Ehl-i Sünnet dışı bir kesim var. Amaçları hakkında ne diyebilirsiniz?
Amaçları hakkında bir şey diyemem. Niyet okuması olur. “Bunlar şöyle hain, böyle satılmış, böyle bilmem ne insanlar” diyemem. Bu samimi kanaatimdir.

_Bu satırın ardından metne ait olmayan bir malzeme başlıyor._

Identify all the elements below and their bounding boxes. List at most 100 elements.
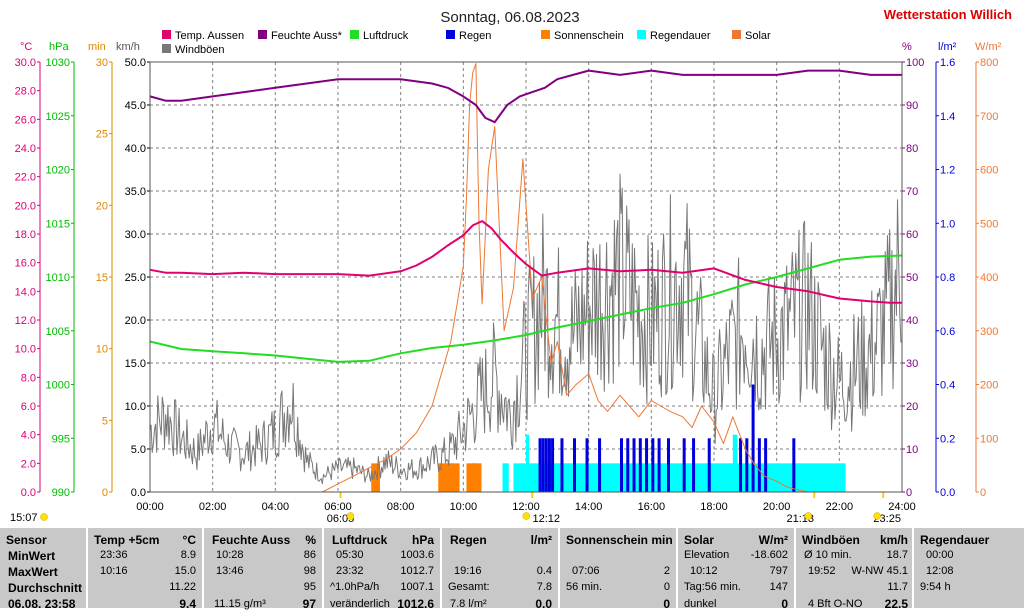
kmh-tick-label: 0.0 — [131, 487, 146, 499]
pressure-tendency: veränderlich — [330, 598, 390, 610]
legend-swatch — [446, 30, 455, 39]
lm2-unit: l/m² — [938, 41, 957, 53]
sunshine-total: 0 — [663, 581, 670, 593]
sunshine-column: Sonnenschein min 07:06 2 56 min. 0 0 — [560, 528, 678, 611]
lm2-tick-label: 0.8 — [940, 272, 955, 284]
sensor-header: Sensor — [6, 533, 47, 547]
lm2-tick-label: 0.4 — [940, 380, 955, 392]
x-tick-label: 18:00 — [700, 501, 728, 513]
sun-icon — [522, 512, 531, 520]
min-tick-label: 25 — [96, 129, 108, 141]
temp-column: Temp +5cm °C 23:36 8.9 10:16 15.0 11.22 … — [88, 528, 204, 611]
celsius-tick-label: 6.0 — [21, 401, 36, 413]
hpa-tick-label: 1000 — [46, 380, 70, 392]
celsius-tick-label: 18.0 — [15, 229, 36, 241]
percent-tick-label: 90 — [906, 100, 918, 112]
celsius-tick-label: 10.0 — [15, 344, 36, 356]
series-line-luftdruck — [149, 254, 903, 363]
sunshine-current: 0 — [663, 597, 670, 611]
wm2-tick-label: 500 — [980, 218, 998, 230]
hpa-tick-label: 990 — [52, 487, 70, 499]
wind-unit: km/h — [879, 533, 908, 547]
temp-current: 9.4 — [179, 597, 196, 611]
rain-bar — [551, 438, 555, 492]
celsius-tick-label: 0.0 — [21, 487, 36, 499]
rain-bar — [682, 438, 686, 492]
x-tick-label: 08:00 — [387, 501, 415, 513]
kmh-tick-label: 20.0 — [125, 315, 146, 327]
pressure-unit: hPa — [411, 533, 434, 547]
rain-bar — [645, 438, 649, 492]
celsius-tick-label: 16.0 — [15, 258, 36, 270]
rain-bar — [692, 438, 696, 492]
humidity-min: 86 — [303, 549, 316, 561]
wind-max-time: 19:52 — [808, 565, 836, 577]
lm2-tick-label: 1.6 — [940, 57, 955, 69]
sun-icon — [873, 512, 881, 520]
kmh-tick-label: 5.0 — [131, 444, 146, 456]
pressure-header: Luftdruck — [332, 533, 388, 547]
celsius-tick-label: 14.0 — [15, 286, 36, 298]
celsius-tick-label: 30.0 — [15, 57, 36, 69]
hpa-unit: hPa — [49, 41, 69, 53]
sunshine-total-label: 56 min. — [566, 581, 603, 593]
percent-unit: % — [902, 41, 912, 53]
min-tick-label: 5 — [102, 415, 108, 427]
pressure-max-time: 23:32 — [336, 565, 364, 577]
solar-header: Solar — [684, 533, 715, 547]
rain-bar — [757, 438, 761, 492]
rain-bar — [792, 438, 796, 492]
station-name: Wetterstation Willich — [884, 7, 1012, 22]
hpa-tick-label: 1005 — [46, 326, 70, 338]
lm2-tick-label: 1.2 — [940, 165, 955, 177]
x-tick-label: 10:00 — [450, 501, 478, 513]
x-tick-label: 14:00 — [575, 501, 603, 513]
rain-sum: 7.8 l/m² — [450, 598, 487, 610]
rain-bar — [598, 438, 602, 492]
wind-current: 22.5 — [884, 597, 908, 611]
min-unit: min — [88, 41, 106, 53]
rain-bar — [626, 438, 630, 492]
series-line-solar — [150, 63, 902, 493]
rain-bar — [620, 438, 623, 492]
solar-current: 0 — [781, 597, 788, 611]
wind-header: Windböen — [802, 533, 860, 547]
lm2-tick-label: 1.0 — [940, 218, 955, 230]
pressure-column: Luftdruck hPa 05:30 1003.6 23:32 1012.7 … — [324, 528, 442, 611]
celsius-tick-label: 4.0 — [21, 430, 36, 442]
temp-unit: °C — [182, 533, 196, 547]
rain-bar — [541, 438, 545, 492]
hpa-tick-label: 1025 — [46, 111, 70, 123]
rain-current: 0.0 — [535, 597, 552, 611]
solar-elevation-label: Elevation — [684, 549, 730, 561]
percent-tick-label: 50 — [906, 272, 918, 284]
percent-tick-label: 100 — [906, 57, 924, 69]
legend-swatch — [162, 30, 171, 39]
humidity-max-time: 13:46 — [216, 565, 244, 577]
celsius-tick-label: 22.0 — [15, 172, 36, 184]
x-tick-label: 20:00 — [763, 501, 791, 513]
kmh-tick-label: 45.0 — [125, 100, 146, 112]
percent-tick-label: 30 — [906, 358, 918, 370]
kmh-tick-label: 50.0 — [125, 57, 146, 69]
rain-bar — [632, 438, 636, 492]
kmh-tick-label: 25.0 — [125, 272, 146, 284]
humidity-min-time: 10:28 — [216, 549, 244, 561]
rain-duration-bar — [732, 434, 738, 492]
rain-max: 0.4 — [536, 565, 552, 577]
solar-max-time: 10:12 — [690, 565, 718, 577]
legend-swatch — [162, 44, 171, 53]
rain-bar — [638, 438, 642, 492]
sunshine-bar — [450, 463, 460, 492]
rain-bar — [560, 438, 564, 492]
humidity-unit: % — [305, 533, 316, 547]
weather-chart: Sonntag, 06.08.2023 Wetterstation Willic… — [10, 7, 1012, 525]
legend-swatch — [258, 30, 267, 39]
wm2-unit: W/m² — [975, 41, 1002, 53]
wm2-tick-label: 700 — [980, 111, 998, 123]
hpa-tick-label: 1020 — [46, 165, 70, 177]
rain-bar — [547, 438, 551, 492]
series-line-windb-en — [149, 173, 902, 485]
lm2-tick-label: 0.6 — [940, 326, 955, 338]
percent-tick-label: 80 — [906, 143, 918, 155]
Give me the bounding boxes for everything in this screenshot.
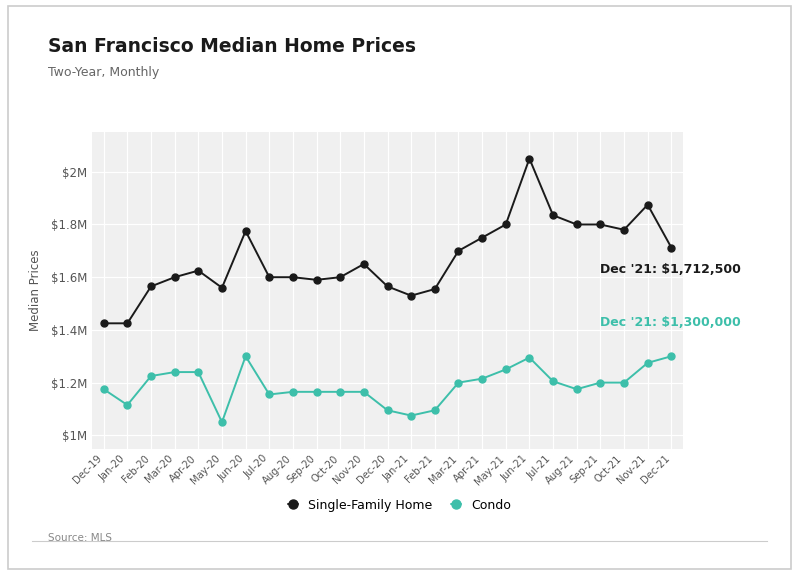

Muhalif davranmak insana etiket sağlar, insanı görünür kılar, meşhur kılar. Bir kitap yazarsınız yüz bin satar… Muhalif şeyler söylemenin böyle bir avantajı vardır. Sizi meşhur eder, size para sağlar, size etiket sağlar, ekonomik-siyasi anlamda bir ikbal sağlar… Böyle şeyler oluyor bu memlekette. Ama “hepsi böyledir” diyemem, bir kısmı gerçekten samimi de olabilir. Ehl-i Sünnet dışı akımların tarihte olduğu gibi bugün de “hepsi sinsidir, hepsi haindir, hepsi vatanı milleti satmak üzere yola çıkmıştır” diyemem. Tarih içinde öyle ehl-i bidat var ki, mesela bizim Mutezile diye yerden yere vurduğumuz akım içinde öyle insanlar var ki İmam Ebu Hanife için söylenen “kırk sene yatsı abdestiyle sabah namazı kılmıştır, gece uyumamıştır, çalışmıştır, ibadet etmiştir…” tarzındaki şeyler Mutezile’nin ileri gelenleri için de söylenir. Adam Irak coğrafyasından Medine coğrafyasına on kere yirmi kere yürüyerek hacca gitmiş gelmiş. Hayatını ilme vakfetmiş, Mutezile’nin önderlerinden, Hasan Basri’nin talebesi bir zat var. Bu zat, münakaşa yoluyla, fikri mücadele yoluyla binlerce gayr-ı müslümin Müslüman olmasına vesile olmuştur. Ama bu onu ehl-i bidat olmaktan kurtaramadı. Gene ehl-i bidattır. Biz Ehl-i bidat derken bunların tamamının öyle hin, sinsi, ruhunu satılığa çıkarmış adamlar olduğunu söylemiyoruz. Bunların büyük çoğunluğu samimi insanlar. Takva sahibi, zühd sahibi insanlar. Ama istikametleri bozuk. Akideleri bozuk. Onun için ehl-i bidat olmuşlar.